Rumours of the death of ‘the national property boom’ are greatly exaggerated – especially since we didn’t have a national property boom in 2024.
Rather, over the past 12 months, we have seen differing market cycles in many locations – as is the usual state of play in real estate throughout Australia.
Strong property price growth was recorded in Perth, Adelaide, and Brisbane in 2024, but not in Melbourne, Sydney, Canberra, Darwin or Hobart.
Similarly, in the regional areas, there were declining and stagnating markets, as well as some where prices were showing good price growth.
This is situation normal in Australian real estate. It’s a big country and real estate markets are very local in nature.
So, a national property boom? We haven’t had one. So you ignore headlines declaring that the national property boom is over.
So, what can we expect in residential real estate in 2025?
Firstly, the major bank economists will predict price declines in 2025 – as they did at the start of 2023 and again at the start of 2024 – and will be proven wrong yet again because it they fail to understand the basic dynamics that drive prices in residential real estate.
Politicians will continue to scapegoat their traditional targets of foreigners (migrants, international students and foreign investors) as well as mum-and-dad Australian investors – and enlist the help of shallow journalists to infer that these cohorts are the cause of all the problems in the housing markets.
The reality is that investors, local and foreign, are not the problem – they are the solution. They hold the keys to solving the housing crisis.
Meanwhile, most State Governments will continue to make the housing crisis worse with anti-investor policies – with the negative ramifications of recent rental reforms to become more apparent as 2025 unfolds.
Vacancy rates will remain low, but the rate of rental growth generally will slow because markets have hit a ceiling due to limits in the capacity of tenants to pay more.
However, restrictive rental legislation by various state and territory governments will continue to motivate some investors to sell up – thereby making the rental shortage worse.
The Greens will continue to embarrass themselves and lose voter support with anti-investor rants, with the Federal Election due early in the year likely to see their influence reduce even more.
Investors will continue to pile into the frenzied markets, mostly in regional Queensland -however, the smart money will target locations early in the growth cycle, not at the end.
Evidence that the Perth market has passed its peak will become more apparent with a similar slowdown forecast for regional WA.
The solid economic and market fundamentals in Adelaide means it will continue to show solid growth next year as well as Brisbane and regional Queensland.
Melbourne did not have a good year in 2023 or in 2024, but I believe it will start to rise next year, thanks to the price differential with Sydney and its high population growth. This will occur despite Melbourne having the worst state government and the highest taxes in the nation.
Darwin will be targeted by investors and will begin to show some price growth next year, too. More and more indicators are favourable for the Northern Territory capital, with investors seeking its affordable houses and high rental yields.
The Exodus to Affordable Lifestyle will continue, boosting many regional markets, as more big city residents seek a different and more affordable way of living, enabled by technology and the ability to work remotely.

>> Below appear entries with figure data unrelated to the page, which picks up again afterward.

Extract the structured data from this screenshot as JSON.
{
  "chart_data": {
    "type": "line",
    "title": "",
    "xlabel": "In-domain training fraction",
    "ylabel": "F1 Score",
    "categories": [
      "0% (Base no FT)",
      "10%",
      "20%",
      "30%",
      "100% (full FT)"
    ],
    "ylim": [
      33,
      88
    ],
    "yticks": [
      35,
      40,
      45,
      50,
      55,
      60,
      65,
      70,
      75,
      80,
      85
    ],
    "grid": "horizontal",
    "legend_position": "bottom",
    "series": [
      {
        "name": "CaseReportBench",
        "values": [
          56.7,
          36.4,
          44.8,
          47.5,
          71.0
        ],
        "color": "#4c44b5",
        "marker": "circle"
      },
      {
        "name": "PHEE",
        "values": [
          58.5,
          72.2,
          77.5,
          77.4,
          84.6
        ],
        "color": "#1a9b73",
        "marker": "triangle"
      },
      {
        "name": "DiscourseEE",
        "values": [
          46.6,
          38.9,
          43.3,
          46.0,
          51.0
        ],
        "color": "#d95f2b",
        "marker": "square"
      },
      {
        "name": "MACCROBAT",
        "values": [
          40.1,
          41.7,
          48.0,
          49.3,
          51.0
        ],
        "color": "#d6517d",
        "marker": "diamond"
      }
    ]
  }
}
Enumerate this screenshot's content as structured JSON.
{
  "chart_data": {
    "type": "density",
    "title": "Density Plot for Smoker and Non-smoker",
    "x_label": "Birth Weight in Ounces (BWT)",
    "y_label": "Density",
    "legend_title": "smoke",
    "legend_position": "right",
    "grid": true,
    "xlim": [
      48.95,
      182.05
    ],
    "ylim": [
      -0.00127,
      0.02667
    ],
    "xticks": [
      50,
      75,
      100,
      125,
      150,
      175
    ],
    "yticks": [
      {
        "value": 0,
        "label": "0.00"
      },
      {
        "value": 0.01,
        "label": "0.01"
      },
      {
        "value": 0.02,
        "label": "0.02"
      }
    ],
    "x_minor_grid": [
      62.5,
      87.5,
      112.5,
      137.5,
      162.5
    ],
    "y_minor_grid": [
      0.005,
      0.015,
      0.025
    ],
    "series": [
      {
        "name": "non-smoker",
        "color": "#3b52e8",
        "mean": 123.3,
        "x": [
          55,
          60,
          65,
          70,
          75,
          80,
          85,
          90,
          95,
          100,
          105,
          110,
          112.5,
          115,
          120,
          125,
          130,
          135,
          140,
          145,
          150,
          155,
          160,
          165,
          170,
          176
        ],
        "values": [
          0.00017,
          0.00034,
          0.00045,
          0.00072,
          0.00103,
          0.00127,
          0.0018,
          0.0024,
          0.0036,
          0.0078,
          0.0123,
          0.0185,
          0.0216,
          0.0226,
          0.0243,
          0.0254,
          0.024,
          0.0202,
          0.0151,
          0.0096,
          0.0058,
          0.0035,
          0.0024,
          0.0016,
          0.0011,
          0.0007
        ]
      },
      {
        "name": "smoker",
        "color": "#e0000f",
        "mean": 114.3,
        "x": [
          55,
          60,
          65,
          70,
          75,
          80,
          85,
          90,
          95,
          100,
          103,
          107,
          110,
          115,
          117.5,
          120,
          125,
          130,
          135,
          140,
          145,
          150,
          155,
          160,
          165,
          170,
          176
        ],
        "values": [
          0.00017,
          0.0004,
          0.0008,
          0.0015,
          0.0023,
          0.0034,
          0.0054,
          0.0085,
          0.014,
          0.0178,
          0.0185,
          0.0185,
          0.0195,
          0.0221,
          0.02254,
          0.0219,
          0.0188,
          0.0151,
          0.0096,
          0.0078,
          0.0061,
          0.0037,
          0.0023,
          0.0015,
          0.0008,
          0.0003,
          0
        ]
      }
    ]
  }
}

What we have termed the ‘second-wind markets’ will ignite.
These are locations where the market sprinted (with major price growth) from 2022 to 2024, has been catching it breath since then, and now, having got its second wind, is starting to run again.
They include regional cities such as Albury-Wodonga and Tamworth in NSW, the Sunshine Coast and Hervey Bay in Queensland, Bendigo and Ballarat in Victoria, as well as Launceston and Burnie in Tasmania.
There will continue to be a lot of conjecture about interest rates next year, but the potential impact of any rate reductions will be largely irrelevant and greatly over-rated by many economists and news media.
As we’ve learned from the past two years, trends with interest rates are not the major influence on real estate outcomes.
If they were, prices would have fallen everywhere over the past two years.